Friday, February 14, 2025

Understanding Mis-Stratification in Randomized Controlled Clinical Trials

Stratified randomization is a common practice in randomized, controlled clinical trials. It ensures that key characteristics are evenly distributed across treatment groups and the treatment assignments are balanced within each randomization stratum, enhancing the validity of study results. However, during the course of a trial, mis-stratification can occur—this happens when an incorrect stratification stratum is used during randomization. Let's explore what this means, why it happens, and how it impacts clinical trials.


What is Mis-Stratification?

In clinical trials, stratification factors (e.g., age, disease severity, disease subgroup, or background medication use) are used to group participants before randomization. Stratified randomization is used to ensure that equal numbers of subjects with one or more characteristic(s) thought to affect the treatment outcome in efficacy measure will be allocated to each comparison group. Mis-stratification - a type of randomization errors, occurs when:

  • An incorrect stratification factor is used for randomization, or
  • A participant is placed in the wrong stratum due to an error.

Despite this, the treatment assignment and drug dispensation remain accurate, making it a minor deviation rather than a critical error. When mis-stratification occurs, the random code and the treatment assignment is pulled from an incorrect stratum. 


Historical Approach: Intention-to-Treat Principle

Traditionally, clinical trials have adhered to the Intention-to-Treat (ITT) principle, where participants are analyzed according to the group they were originally randomized to, regardless of any errors. This approach maintains the integrity of the randomization process.

In practice, this means using the original stratification data—even if incorrect—in the statistical analysis. A typical Statistical Analysis Plan (SAP) might state:

“All original stratification information used in the randomization procedure will be used for analyses, regardless of whether it was later found to be incorrect. All efficacy analyses will be performed primarily on the ITT Population.”

This approach minimizes bias and reflects the 'real-world' impact of treatment. However, in the mis-stratification situation, using the incorrect stratum information in analyses may be too harsh and too strict unnecessarily.

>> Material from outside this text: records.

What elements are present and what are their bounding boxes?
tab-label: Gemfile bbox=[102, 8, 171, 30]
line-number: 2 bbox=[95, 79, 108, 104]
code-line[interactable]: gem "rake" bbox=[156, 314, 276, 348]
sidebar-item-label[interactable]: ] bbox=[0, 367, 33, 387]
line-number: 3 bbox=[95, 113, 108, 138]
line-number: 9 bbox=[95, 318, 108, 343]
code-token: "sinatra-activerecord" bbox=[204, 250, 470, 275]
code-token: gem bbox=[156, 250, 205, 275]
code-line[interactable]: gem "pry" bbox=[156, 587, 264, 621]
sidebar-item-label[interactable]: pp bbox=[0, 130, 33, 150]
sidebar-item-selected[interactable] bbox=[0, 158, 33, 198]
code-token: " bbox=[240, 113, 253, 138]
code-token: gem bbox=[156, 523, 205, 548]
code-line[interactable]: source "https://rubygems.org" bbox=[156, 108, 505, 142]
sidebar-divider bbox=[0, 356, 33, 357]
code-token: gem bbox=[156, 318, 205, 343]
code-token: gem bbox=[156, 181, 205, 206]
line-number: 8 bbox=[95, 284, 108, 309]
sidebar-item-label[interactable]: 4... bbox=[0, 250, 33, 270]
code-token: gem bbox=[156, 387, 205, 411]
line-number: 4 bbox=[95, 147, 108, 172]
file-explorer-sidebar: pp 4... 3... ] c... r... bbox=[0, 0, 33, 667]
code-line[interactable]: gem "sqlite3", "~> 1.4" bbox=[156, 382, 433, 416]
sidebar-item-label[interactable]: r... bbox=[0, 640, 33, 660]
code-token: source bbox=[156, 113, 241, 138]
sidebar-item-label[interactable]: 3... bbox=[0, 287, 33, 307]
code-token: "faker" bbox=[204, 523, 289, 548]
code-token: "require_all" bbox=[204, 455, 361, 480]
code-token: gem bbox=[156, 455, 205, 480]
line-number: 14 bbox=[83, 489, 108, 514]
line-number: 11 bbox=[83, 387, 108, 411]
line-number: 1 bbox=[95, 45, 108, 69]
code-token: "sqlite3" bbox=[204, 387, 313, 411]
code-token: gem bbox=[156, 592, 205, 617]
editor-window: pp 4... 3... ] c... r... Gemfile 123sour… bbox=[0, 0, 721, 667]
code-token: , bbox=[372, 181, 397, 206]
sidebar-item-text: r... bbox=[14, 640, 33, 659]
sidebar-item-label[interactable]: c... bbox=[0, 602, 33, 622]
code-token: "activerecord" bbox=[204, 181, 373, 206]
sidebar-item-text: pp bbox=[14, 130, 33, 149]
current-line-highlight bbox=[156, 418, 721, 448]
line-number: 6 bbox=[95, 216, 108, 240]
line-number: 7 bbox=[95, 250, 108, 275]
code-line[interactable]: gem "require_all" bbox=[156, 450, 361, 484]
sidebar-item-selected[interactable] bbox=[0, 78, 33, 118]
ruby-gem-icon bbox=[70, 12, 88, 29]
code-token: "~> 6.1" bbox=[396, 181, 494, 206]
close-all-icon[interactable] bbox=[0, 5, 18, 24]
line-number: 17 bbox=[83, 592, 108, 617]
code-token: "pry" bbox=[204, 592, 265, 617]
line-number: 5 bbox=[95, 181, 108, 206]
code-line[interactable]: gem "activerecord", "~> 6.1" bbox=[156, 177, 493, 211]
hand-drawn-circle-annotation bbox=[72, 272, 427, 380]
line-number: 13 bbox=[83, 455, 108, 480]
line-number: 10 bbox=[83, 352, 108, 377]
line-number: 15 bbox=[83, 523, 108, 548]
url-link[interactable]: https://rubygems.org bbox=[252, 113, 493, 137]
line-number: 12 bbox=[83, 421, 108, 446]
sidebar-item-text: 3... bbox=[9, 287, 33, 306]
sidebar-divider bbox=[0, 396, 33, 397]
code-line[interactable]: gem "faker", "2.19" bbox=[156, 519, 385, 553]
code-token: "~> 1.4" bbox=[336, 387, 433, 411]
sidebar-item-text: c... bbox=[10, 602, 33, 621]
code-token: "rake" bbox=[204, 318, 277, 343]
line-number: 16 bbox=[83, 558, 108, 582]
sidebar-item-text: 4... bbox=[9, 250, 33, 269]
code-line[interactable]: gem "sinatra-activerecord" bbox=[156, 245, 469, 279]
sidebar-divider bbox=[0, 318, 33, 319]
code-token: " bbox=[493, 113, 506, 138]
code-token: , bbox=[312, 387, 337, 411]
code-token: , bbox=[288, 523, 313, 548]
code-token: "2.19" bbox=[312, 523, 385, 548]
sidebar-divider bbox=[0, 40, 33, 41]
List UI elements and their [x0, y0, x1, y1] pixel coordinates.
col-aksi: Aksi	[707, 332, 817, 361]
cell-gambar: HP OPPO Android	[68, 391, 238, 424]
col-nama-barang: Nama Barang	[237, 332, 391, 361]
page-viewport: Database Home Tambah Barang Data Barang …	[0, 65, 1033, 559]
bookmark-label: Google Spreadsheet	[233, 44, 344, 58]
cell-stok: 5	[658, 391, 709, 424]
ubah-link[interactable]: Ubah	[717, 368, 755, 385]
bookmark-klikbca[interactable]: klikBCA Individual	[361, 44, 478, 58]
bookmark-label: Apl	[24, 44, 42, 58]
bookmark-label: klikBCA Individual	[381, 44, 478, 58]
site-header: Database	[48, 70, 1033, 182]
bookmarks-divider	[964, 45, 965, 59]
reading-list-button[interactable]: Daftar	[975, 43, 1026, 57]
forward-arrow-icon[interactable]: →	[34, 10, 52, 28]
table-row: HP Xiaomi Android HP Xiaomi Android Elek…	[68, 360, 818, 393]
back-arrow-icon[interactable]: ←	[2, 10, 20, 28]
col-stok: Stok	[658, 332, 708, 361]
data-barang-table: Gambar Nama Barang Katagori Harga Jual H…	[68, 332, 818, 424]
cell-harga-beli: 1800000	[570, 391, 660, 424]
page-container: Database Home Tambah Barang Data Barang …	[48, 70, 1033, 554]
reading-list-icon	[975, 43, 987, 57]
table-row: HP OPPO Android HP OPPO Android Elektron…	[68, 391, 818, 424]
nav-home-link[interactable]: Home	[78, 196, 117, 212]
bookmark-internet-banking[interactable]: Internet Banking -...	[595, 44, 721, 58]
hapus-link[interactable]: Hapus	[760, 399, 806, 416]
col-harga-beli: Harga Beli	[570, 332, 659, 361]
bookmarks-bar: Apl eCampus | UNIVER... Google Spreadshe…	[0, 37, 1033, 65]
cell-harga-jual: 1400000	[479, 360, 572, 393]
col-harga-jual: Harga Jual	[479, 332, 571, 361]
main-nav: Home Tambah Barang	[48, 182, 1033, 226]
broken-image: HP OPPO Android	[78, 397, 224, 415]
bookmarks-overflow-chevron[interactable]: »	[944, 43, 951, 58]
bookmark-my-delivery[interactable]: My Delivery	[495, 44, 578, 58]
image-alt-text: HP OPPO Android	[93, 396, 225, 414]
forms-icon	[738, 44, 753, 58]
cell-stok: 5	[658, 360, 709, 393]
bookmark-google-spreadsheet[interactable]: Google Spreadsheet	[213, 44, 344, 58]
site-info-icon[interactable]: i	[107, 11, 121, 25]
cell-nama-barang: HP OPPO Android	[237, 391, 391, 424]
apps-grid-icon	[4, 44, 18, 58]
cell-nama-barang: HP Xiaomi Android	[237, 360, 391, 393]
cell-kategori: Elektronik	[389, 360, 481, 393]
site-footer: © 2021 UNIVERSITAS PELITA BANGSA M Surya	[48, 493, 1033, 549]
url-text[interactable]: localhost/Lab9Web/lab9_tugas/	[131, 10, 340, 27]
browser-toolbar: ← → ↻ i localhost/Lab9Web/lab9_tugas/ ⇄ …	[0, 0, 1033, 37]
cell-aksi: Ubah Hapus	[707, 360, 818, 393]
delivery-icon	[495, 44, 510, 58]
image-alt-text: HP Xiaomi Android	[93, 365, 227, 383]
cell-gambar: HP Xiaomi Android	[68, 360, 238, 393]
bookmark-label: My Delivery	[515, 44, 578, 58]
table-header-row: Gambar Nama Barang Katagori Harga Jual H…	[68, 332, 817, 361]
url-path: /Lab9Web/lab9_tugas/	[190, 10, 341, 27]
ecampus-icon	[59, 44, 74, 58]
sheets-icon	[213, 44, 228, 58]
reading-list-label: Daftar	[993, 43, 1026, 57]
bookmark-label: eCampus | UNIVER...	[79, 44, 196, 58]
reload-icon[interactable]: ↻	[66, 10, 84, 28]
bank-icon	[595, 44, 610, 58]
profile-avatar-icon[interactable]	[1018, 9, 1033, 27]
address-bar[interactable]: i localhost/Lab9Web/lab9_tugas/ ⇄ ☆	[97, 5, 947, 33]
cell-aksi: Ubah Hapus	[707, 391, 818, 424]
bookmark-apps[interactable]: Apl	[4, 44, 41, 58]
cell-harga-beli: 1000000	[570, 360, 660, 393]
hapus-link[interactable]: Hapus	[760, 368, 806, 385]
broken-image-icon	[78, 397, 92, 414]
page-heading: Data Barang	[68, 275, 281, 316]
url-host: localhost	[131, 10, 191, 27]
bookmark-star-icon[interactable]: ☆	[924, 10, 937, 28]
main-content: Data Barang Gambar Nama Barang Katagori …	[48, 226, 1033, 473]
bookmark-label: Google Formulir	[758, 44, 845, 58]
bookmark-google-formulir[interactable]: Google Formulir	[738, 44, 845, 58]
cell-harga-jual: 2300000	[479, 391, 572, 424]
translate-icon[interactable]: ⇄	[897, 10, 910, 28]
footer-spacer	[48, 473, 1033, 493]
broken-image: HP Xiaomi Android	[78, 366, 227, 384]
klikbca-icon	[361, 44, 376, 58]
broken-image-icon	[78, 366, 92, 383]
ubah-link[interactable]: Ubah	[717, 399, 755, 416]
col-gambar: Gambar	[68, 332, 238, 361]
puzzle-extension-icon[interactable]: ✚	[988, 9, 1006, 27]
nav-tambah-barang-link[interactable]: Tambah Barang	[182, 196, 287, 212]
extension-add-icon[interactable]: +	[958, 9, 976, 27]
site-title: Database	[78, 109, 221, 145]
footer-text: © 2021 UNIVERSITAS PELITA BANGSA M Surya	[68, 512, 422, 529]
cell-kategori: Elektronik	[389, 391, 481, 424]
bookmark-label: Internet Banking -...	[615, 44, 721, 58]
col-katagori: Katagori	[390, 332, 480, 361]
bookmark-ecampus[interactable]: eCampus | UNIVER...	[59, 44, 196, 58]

Why Does Mis-Stratification Occur?

Mis-stratification can result from several factors, including:

  • Too Many Stratification Factors: More factors increase the complexity and likelihood of error.
  • Local vs. Central Lab Results: Differences between local and central lab measurements can lead to misclassification.
  • Timing of Measurement: Stratification factors measured at different times (baseline vs. screening) may not align.
  • Medication Use: Stratifying by prior or concomitant medication use can be complicated by variations in patient reporting or prescription practices.

These issues highlight potential flaws in protocol design and study quality, emphasizing the need for clear definitions and consistent procedures.


Regulatory Perspective: FDA Guidance

The FDA's guidance document, Adjusting for Covariates in Randomized Clinical Trials for Drugs and Biological Products,” provides clarity on handling mis-stratification:

“Randomization is often stratified by baseline covariates. A covariate adjustment model should generally include strata variables and can also include covariates not used for stratifying randomization. In some cases, incorrect stratification may occur and result in actual and as-randomized baseline strata variables. A covariate adjustment model can use either strata variable definition as long as this is prespecified.  “

This guidance supports the use of either the originally assigned stratification or the actual baseline data in the analysis, provided it is specified before data unblinding. This flexibility helps maintain the study's validity while addressing stratification errors transparently.


Impact on Study Results

Mis-stratification is generally considered a minor deviation because its impact on efficacy and safety analyses is minimal. It does not affect treatment assignment or drug dispensation but only the stratum from which the assignment was drawn.

When incorrect stratification occurs, the actual stratification information is collected in the Electronic Data Capture (EDC) system and can be used in sensitivity analyses to evaluate the robustness of the study results.

There is an article "Handling misclassified stratification variables in the analysis of randomised trials with continuous outcomes" where the authors did the simulation study to investigate the impact of the mis-stratification on the statistical analyses. 


Minimizing Mis-Stratification in Randomization

Too many mis-stratification errors indicate the poor quality of the clinical trial. To reduce the risk of mis-stratification, consider the following best practices:

  • Limit Stratification Factors: Use the minimum necessary factors to reduce complexity.
  • Consistent Measurement Timing: Align the timing of stratification factor measurements (e.g., always at baseline).
  • Clear Definitions: Ensure stratification criteria are clearly defined, identified or measured, and uniformly applied.
  • Training and Quality Checks: Provide thorough training for study personnel and implement rigorous quality checks.

Conclusion

While mis-stratification is not ideal, its impact on clinical trial results is usually minimal. By adhering to the Intention-to-Treat principle and following regulatory guidance, researchers can maintain the integrity of their analyses. As clinical trial designs become more complex, understanding and managing mis-stratification will continue to be crucial for maintaining study quality and reliability.